He smiles as he gazes at what he can see of the town; out there Owen is curled up in his bed; sleep-warm and waiting. Percival sighs and thinks of the coins he has hidden in his room: so close to being able to buy Owen out of that place and have him only in Percival’s bed.
He shifts his shoulders and glances at Leon, who’s watching him with a raised eyebrow.
“You know what,” he says, quietly. “It’s not important. It’ll keep.”
“If you’re sure.”
“I’m sure. I’m also a little bit drunk and a lot tired.”
Leon claps him on the shoulder at that, glancing back at the bed as Gwaine mutters but doesn’t shift.
“We all are, my friend. I’ll see you on the training grounds tomorrow.

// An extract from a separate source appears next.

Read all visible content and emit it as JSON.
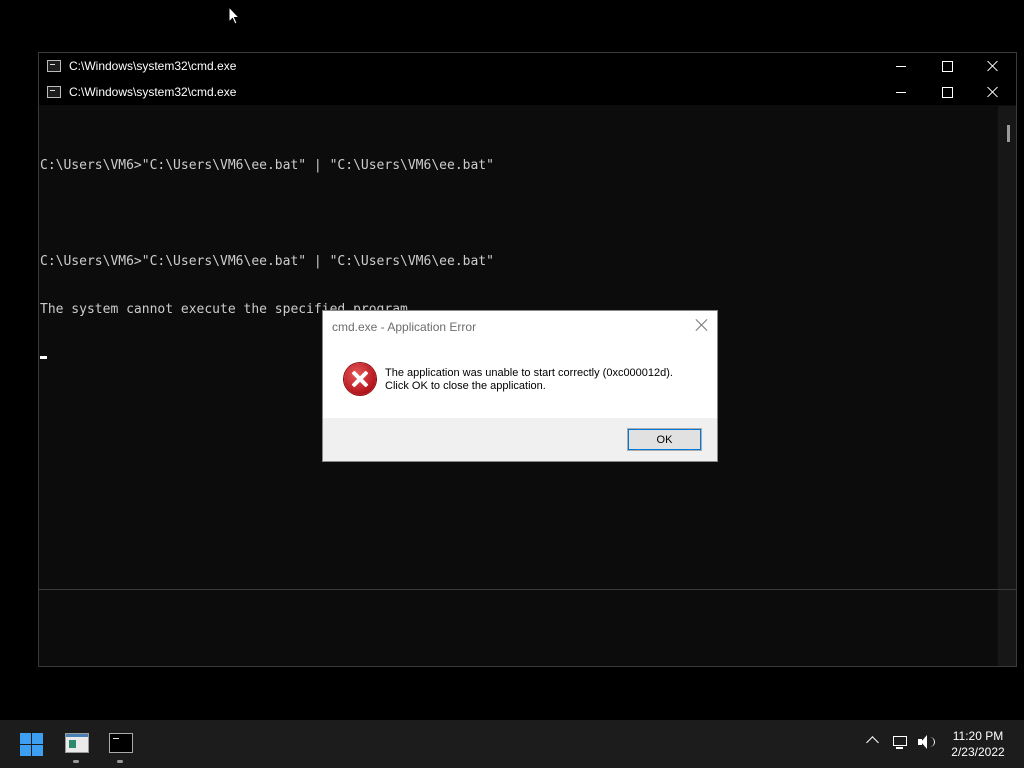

I’m sure Arthur has something special planned for us all.”
Percival nods at that, pulling a face at the thought of a long, painful day sparring and training, Arthur’s commands and sarcastic asides already drumming in his ears, and turns towards his own room, his thoughts a tangle of training, his home village and always at the back of his mind, Owen.
He rubs his hand over his head, pausing to get his bearings when the hallway spins a little bit and makes his way carefully in the dark.
Merlin turns over and mutters low curses into his pillow as the sun pierces the thin gap of his window, shining right on to his face. He curses again before dragging himself out of the bed and pulling on his breeches, muttering to himself the whole time.
He’s never been big on this whole morning deal, something that hasn’t changed in his years of service to Arthur, prince of pra - of Camelot.
Gaius is sitting at the table in his workroom, eating something steaming out of a bowl. He looks at Merlin and gently pushes a cup across. Merlin sits down and inhales the scent of herbs before taking a cautious sip.
“Mm. Still hot.” His voice is rough but the fog in his head is clearing and he manages to muster up a smile. “Thanks, Gaius.” He snags a piece of bread and an apple before twisting off the bench.
“I’d better get going. Training today, if you need me.”
Gaius nods, offering his own warm smile in return before he turns back to the ancient, battered book of herblore he’s studying.
“Try and stay out of trouble today, Merlin.”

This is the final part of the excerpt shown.